Kubernetes is most famous as a tool for deploying containers. But in its current form, Kubernetes is eminently capable of deploying databases, too—including those with high-availability needs.
Let’s explore how in this article. We’ll start by discussing what exactly high availability means, then explore how to use Kubernetes’ StatefulSets API to deploy stateful applications.
Defining High Availability: The CAP Theorem
For years, the famous CAP theorem (defined by Dr. Eric Brewer in 2002) has influenced the way that Database Management Systems have been designed. The classical interpretation of this theorem states that when you design a distributed system, you have to select two of three characteristics: consistency, availability, and partition tolerance.
There has been much discussion of this interpretation. Some important computer scientists have extended the theorem to include latency and conclude that “No matter how a DDBS replicates data, clearly it must trade off consistency and latency.” For his part, Dr. Brewer has written about the impact of the CAP and the way that NoSQL databases choose to focus on availability first and consistency second.

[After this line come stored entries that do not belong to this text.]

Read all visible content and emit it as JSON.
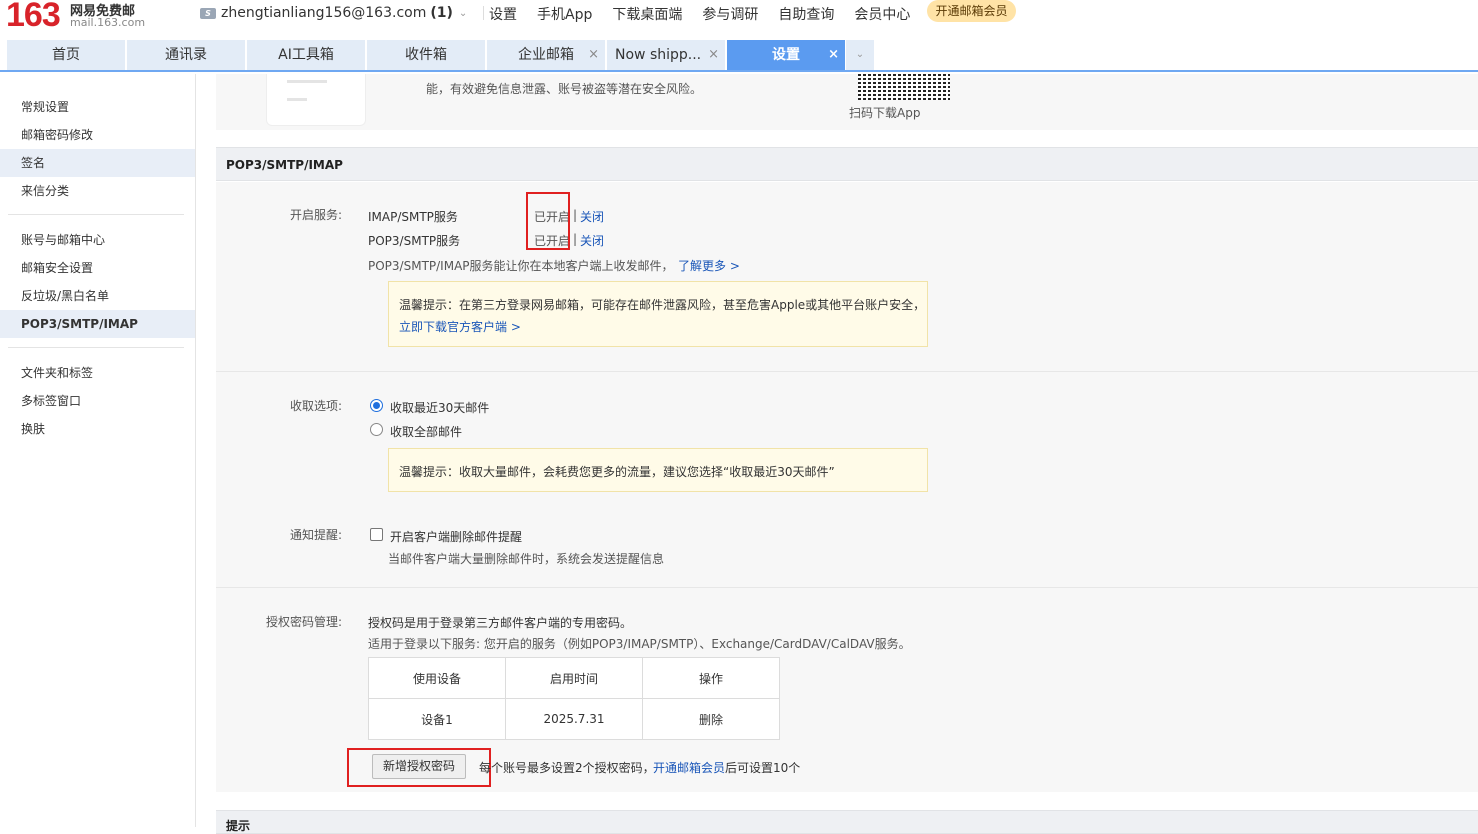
{
  "brand": {
    "number": "163",
    "name": "网易免费邮",
    "domain": "mail.163.com"
  },
  "account": {
    "icon_letter": "S",
    "email": "zhengtianliang156@163.com",
    "count": "(1)"
  },
  "top_links": [
    "设置",
    "手机App",
    "下载桌面端",
    "参与调研",
    "自助查询",
    "会员中心"
  ],
  "vip_button": "开通邮箱会员",
  "tabs": [
    {
      "label": "首页"
    },
    {
      "label": "通讯录"
    },
    {
      "label": "AI工具箱"
    },
    {
      "label": "收件箱"
    },
    {
      "label": "企业邮箱"
    },
    {
      "label": "Now shipp..."
    },
    {
      "label": "设置"
    }
  ],
  "sidebar": {
    "group1": [
      "常规设置",
      "邮箱密码修改",
      "签名",
      "来信分类"
    ],
    "group2": [
      "账号与邮箱中心",
      "邮箱安全设置",
      "反垃圾/黑白名单",
      "POP3/SMTP/IMAP"
    ],
    "group3": [
      "文件夹和标签",
      "多标签窗口",
      "换肤"
    ]
  },
  "top_panel": {
    "partial_text": "能，有效避免信息泄露、账号被盗等潜在安全风险。",
    "qr_caption": "扫码下载App"
  },
  "section": {
    "title": "POP3/SMTP/IMAP",
    "services_label": "开启服务:",
    "services": [
      {
        "name": "IMAP/SMTP服务",
        "status": "已开启",
        "action": "关闭"
      },
      {
        "name": "POP3/SMTP服务",
        "status": "已开启",
        "action": "关闭"
      }
    ],
    "separator": "|",
    "desc": "POP3/SMTP/IMAP服务能让你在本地客户端上收发邮件，",
    "learn_more": "了解更多 >",
    "tip1_text": "温馨提示：在第三方登录网易邮箱，可能存在邮件泄露风险，甚至危害Apple或其他平台账户安全，",
    "tip1_link": "立即下载官方客户端 >",
    "receive_label": "收取选项:",
    "receive_options": [
      "收取最近30天邮件",
      "收取全部邮件"
    ],
    "tip2_text": "温馨提示：收取大量邮件，会耗费您更多的流量，建议您选择“收取最近30天邮件”",
    "notify_label": "通知提醒:",
    "notify_option": "开启客户端删除邮件提醒",
    "notify_desc": "当邮件客户端大量删除邮件时，系统会发送提醒信息",
    "auth_label": "授权密码管理:",
    "auth_desc1": "授权码是用于登录第三方邮件客户端的专用密码。",
    "auth_desc2": "适用于登录以下服务: 您开启的服务（例如POP3/IMAP/SMTP）、Exchange/CardDAV/CalDAV服务。",
    "auth_table": {
      "headers": [
        "使用设备",
        "启用时间",
        "操作"
      ],
      "rows": [
        [
          "设备1",
          "2025.7.31",
          "删除"
        ]
      ]
    },
    "add_button": "新增授权密码",
    "limit_text_before": "每个账号最多设置2个授权密码，",
    "limit_link": "开通邮箱会员",
    "limit_text_after": "后可设置10个",
    "next_section_title": "提示"
  }
}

But what if we choose the ton of features, market options, reliability and community support of a database that was designed first to adhere to the ACID properties (atomicity, consistency, isolation, and durability) instead of a NoSQL option? We have several alternatives to keep a good balance between consistency and high availability. One of the most interesting is the use of containers and orchestration, but a complex database (such as PostgreSQL) requires care, and you need to be aware of some concepts before you get your hands dirty.
StatefulSets and Databases
Since version 1.9 of Kubernetes (released in January 2018), the StatefulSets (APIs that manage the deployment and scaling of a set of pods, but also guarantee the order and uniqueness of these pods) have been available in stable form. They make it possible to deploy stateful applications to be deployed in a Kubernetes cluster.
Transactional databases rely on the state of the data, and as opposite to immutable services (like web applications or web servers). The databases differ from their upstream images at the very beginning of the deployment cycle, and this condition increases over time as the services run.
Typically, in a transactional database, the state of a database includes not only the data itself but also the following:
- The role of the instance in the cluster.
- The Identity of the external connections.
- The sessions opened.
StatefulSets provide the perfect solution for deploying transactional databases, but as the documentation warns, there are some limitations that have to be addressed before using them:
- The storage for a given pod must either be provisioned by a persistent volume provisioner, or pre-provisioned by an admin.
- Deleting and/or scaling a StatefulSet down will not delete the volumes associated with the StatefulSet.
- You need to create a service that administers the network identity of the pods.
For specific examples of database deployment with Kubernetes, check out the following resources:
- Setting up MySQL Replication Clusters in Kubernetes (2017)
- Configure a SQL Server container in Kubernetes for high availability (2017)
- Deploying PostgreSQL Clusters using Kubernetes StatefulSets (2018)
- PostgreSQL Kubernetes: How to run HA Postgres on Kubernetes (2018)
Traditional transactional databases were designed to provide a compromise between consistency, availability and partition tolerance, in keeping with the philosophy behind the CAP theorem discussed above. Yet the scalability challenges introduced by the trend toward NoSQL databases have set new standards for availability.
Kubernetes and containers are an excellent way to meet those challenges. Despite the fact that “stateless” was once the operative word associated with containers, that is no longer the case, and Kubernetes today can be used to deploy databases just as effectively as stateless applications.